La figure - mi-ange, mi-démon, comme il se doit - ne ferait plus alors pâle figure, mais serait intégrée dans un plan, une vaste main-mise cosmique ourdie par un dieu bienveillant que sa créature ménage en éloignant d’elle toute assise mythique héritée des profondeurs arides de l’histoire culturelle des nations les plus diverses.

En émergerait, par le fait, la terra mater en proie au juste ciel, la figure maternelle figurant à elle seule, dans une sorte de gloire lunaire, les plus troubles nécessités vitales, excluant souverainement ce dard préhensile qu’est la virilité réduite à sa fonction de transmission de flux.

L’homme lézard, perdant sa queue pour ne pas perdre la vie, l’homme rampant enfin consacré parce qu’intégré dans un plan cosmique entièrement voué à la gloire du féminin qui d’un soleil fait un pâle reflet tremblant sur la surface clapotante des eaux primordiales.

L’homme se verrait alors attribuer le beau rôle de chevalier servant de la lumière déviée, trempant sa virilité, tout son corps de boue séchée, de bois sec et d’aride volonté dans les eaux où miroitent la lune qui s’y mire, pour qu’advienne de cette masse-matière une argile nouvelle façonnée de main de femme.
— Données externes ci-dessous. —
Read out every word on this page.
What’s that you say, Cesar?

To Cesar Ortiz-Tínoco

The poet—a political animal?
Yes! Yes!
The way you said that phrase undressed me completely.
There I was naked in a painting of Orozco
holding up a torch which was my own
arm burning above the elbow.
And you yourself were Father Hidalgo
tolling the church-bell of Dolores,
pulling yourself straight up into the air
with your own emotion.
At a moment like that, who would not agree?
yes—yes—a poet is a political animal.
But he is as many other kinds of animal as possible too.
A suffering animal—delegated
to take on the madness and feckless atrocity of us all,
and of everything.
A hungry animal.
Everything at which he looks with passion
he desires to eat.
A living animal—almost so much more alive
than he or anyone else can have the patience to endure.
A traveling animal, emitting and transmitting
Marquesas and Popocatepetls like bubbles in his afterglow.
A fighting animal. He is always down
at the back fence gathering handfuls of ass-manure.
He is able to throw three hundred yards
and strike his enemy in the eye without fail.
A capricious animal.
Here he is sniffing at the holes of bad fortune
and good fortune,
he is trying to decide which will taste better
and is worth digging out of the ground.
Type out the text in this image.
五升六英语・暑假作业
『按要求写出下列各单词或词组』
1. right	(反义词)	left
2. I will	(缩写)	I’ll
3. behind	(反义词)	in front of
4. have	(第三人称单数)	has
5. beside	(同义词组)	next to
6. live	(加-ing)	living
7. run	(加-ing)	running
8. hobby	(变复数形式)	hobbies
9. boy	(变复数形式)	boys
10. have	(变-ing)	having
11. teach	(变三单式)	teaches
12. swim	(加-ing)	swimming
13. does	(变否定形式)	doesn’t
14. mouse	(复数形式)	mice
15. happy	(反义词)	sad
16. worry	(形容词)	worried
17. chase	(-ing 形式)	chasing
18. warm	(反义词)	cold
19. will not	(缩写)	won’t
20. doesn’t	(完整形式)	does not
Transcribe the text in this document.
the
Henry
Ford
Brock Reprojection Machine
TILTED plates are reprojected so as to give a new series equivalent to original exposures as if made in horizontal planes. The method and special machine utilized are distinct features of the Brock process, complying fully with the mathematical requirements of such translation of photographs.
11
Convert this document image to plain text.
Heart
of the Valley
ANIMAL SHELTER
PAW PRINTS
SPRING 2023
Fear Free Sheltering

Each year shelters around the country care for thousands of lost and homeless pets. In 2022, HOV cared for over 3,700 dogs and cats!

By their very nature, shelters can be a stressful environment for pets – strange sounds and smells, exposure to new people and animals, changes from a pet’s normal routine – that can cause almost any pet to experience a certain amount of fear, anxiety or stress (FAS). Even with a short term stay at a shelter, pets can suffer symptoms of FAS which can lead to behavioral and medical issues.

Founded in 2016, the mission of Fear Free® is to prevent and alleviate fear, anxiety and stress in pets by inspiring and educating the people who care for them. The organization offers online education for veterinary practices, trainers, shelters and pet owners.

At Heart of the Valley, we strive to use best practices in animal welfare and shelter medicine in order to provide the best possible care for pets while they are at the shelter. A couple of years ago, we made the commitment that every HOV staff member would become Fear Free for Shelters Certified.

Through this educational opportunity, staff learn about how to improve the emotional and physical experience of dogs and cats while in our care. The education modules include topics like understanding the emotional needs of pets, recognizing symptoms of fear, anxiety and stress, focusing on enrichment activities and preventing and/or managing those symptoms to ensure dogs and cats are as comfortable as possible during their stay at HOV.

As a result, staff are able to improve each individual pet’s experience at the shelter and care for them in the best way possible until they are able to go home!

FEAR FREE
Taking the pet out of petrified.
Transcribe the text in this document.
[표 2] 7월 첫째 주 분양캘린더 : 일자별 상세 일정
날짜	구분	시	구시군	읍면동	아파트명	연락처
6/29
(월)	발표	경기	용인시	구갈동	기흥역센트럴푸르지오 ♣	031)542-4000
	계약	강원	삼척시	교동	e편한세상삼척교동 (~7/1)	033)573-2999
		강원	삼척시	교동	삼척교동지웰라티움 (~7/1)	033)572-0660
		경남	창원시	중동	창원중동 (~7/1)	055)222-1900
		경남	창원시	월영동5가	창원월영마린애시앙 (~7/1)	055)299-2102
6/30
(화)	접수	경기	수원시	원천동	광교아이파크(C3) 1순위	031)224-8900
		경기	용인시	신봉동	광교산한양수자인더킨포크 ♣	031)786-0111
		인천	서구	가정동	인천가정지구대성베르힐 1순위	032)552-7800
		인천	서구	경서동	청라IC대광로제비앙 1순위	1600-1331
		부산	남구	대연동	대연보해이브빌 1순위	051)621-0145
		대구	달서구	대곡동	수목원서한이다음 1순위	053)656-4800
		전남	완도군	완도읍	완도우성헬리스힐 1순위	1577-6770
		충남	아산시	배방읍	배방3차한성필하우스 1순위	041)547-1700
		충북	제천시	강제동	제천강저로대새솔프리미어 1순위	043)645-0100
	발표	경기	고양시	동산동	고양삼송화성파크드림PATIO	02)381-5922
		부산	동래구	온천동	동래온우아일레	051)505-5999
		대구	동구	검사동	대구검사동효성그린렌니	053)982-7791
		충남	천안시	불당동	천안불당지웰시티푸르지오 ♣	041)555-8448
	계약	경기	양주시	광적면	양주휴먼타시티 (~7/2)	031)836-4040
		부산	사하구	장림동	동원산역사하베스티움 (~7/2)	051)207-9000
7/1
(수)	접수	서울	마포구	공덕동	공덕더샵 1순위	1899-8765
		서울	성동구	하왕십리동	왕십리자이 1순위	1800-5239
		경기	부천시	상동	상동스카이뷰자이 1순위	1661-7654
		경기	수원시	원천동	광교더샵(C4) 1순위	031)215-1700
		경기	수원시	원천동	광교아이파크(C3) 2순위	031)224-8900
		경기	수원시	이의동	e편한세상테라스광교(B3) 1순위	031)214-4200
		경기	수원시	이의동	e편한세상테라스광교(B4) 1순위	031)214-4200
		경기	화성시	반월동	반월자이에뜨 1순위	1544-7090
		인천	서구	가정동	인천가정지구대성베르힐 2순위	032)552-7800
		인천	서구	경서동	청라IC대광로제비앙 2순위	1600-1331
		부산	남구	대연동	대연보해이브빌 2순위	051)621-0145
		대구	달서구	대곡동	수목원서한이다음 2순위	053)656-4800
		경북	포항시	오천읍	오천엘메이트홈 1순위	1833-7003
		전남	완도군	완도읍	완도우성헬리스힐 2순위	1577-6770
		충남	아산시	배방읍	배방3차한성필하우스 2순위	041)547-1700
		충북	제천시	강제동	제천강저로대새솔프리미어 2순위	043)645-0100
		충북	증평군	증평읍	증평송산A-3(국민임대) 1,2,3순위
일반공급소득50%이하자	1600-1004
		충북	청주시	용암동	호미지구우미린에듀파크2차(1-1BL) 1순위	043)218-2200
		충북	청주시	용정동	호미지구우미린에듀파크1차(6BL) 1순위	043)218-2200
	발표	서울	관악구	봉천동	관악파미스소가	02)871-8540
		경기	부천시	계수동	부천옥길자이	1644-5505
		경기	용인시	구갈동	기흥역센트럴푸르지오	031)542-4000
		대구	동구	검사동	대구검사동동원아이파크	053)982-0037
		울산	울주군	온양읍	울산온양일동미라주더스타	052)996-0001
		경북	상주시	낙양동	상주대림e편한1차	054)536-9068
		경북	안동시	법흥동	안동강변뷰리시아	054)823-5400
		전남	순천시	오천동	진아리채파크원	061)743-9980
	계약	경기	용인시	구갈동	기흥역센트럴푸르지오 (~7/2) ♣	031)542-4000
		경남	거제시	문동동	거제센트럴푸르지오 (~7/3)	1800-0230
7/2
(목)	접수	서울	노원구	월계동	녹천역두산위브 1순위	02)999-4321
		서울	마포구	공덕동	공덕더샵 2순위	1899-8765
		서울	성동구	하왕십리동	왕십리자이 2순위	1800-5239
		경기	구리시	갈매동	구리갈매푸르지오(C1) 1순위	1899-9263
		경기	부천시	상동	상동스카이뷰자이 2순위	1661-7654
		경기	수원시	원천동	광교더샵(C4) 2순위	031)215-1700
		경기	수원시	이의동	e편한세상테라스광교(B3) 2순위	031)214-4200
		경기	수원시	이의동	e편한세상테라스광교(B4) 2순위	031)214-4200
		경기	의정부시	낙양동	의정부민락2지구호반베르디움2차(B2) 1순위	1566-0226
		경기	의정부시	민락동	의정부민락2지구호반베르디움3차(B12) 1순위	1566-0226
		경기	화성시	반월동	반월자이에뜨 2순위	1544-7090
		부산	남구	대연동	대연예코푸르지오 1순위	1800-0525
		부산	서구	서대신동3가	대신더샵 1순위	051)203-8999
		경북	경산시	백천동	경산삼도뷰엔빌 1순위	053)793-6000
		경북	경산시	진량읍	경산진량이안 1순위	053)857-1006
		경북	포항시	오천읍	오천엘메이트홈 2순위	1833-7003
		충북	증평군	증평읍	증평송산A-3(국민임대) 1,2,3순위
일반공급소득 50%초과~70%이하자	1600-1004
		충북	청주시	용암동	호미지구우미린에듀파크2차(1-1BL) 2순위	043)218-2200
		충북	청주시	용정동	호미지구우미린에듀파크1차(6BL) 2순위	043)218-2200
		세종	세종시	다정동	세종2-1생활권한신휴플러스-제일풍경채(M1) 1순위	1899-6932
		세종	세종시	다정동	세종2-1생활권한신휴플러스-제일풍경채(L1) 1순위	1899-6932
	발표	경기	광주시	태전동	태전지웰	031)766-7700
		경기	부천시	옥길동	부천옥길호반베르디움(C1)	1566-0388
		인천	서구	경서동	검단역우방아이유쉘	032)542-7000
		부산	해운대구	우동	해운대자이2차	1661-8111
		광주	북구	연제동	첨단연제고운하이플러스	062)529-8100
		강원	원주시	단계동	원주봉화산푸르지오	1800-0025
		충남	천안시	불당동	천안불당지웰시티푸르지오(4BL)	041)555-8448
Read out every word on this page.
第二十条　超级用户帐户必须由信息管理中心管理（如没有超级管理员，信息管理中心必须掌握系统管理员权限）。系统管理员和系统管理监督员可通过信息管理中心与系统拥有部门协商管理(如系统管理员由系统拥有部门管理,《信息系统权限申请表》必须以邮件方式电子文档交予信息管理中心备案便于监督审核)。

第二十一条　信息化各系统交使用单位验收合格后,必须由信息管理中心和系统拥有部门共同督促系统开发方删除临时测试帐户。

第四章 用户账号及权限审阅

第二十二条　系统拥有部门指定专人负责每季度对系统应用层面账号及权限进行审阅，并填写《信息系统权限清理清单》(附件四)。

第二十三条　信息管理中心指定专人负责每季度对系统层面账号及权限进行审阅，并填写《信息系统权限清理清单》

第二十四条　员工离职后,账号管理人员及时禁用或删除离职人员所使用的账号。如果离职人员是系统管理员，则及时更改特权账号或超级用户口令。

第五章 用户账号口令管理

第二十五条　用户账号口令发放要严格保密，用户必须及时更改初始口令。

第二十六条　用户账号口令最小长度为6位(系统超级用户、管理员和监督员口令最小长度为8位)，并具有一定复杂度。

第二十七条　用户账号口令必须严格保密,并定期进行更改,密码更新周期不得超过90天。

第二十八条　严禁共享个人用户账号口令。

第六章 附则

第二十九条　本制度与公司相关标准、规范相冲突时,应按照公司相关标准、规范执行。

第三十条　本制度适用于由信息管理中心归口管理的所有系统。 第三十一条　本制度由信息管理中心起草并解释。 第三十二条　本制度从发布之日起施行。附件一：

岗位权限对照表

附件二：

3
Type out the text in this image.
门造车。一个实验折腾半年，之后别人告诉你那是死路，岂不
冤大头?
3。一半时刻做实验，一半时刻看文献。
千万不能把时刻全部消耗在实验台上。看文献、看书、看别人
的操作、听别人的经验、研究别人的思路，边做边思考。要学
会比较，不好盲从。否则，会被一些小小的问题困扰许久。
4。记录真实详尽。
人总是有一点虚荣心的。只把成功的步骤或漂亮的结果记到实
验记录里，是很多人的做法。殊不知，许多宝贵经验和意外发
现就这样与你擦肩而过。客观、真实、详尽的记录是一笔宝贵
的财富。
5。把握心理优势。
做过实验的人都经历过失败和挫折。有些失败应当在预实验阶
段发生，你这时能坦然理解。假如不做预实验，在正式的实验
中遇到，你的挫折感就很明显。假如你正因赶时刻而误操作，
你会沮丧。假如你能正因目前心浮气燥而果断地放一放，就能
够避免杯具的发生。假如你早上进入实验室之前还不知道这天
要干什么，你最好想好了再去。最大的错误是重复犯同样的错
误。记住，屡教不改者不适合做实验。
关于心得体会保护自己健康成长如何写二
Les pauvres corps qui habitent l’époque qui les habite ne pouvant, dans la réciprocité de leurs étroites limites, que suivre la pente imaginaire d’une improbable renaissance, nous nous retrouvons devant le fait accompli de l’existence nue dont on ne sort pas.

C’est cela qu’il faut mettre en jeu dans la fiction qui ajourne la trop crue réalité, ce morceau de viande faisandée à laquelle le grand nombre désire ardemment, constamment, avec une persévérance proprement sidérante, accorder son piètre et puissant crédit.

Native innocence, naïveté des premières saisons de l’esprit en vadrouille et des premiers élans en galante compagnie, vie à deux poussée au désespoir et mort-renaissance dans la bain chaud du primordial : de l’enfance de l’art à la ruse d’un projet hors norme mais cinglant vers les eaux lustrales d’un monde n’importe où hors du monde.

Somme toute, un rêve que poursuivent même les plus pauvres d’entre nous, via la richesse abyssale des mythes colorés, par le truchement des techniques de communication et l’insolence érigée en norme sociale, chacun affirmant sa dignité, son glorieux quant à soi, sa valeur d’homme - ce qu’il faut hardiment appeler la nhormme, cette Norne d’un genre nouveau ni mâle ni femelle, et qui refuse de trancher le fil, destin mou de méduse marine qui ne se prononce plus sur la possibilité des dieux enfuis-enfouis - et ce au sein de la désolation, à même la pauvreté du langage mis à la sauce de l’à peu près généralisé d’une pensée vague-vagabonde qui ne fait pas de vagues, avec pour seule alliée - ô combien puissante, épuisante - la veulerie de l’auto-indulgence chevillée au corps, érigée en gardienne tacite mais bavarde de l’égalité pour tous dans la course au succès, aux honneurs et à la richesse.

L’existence nue, débarrassée de ses oripeaux, de ses fioritures, de ses impasses colorées, voilà l’enjeu, ici et maintenant.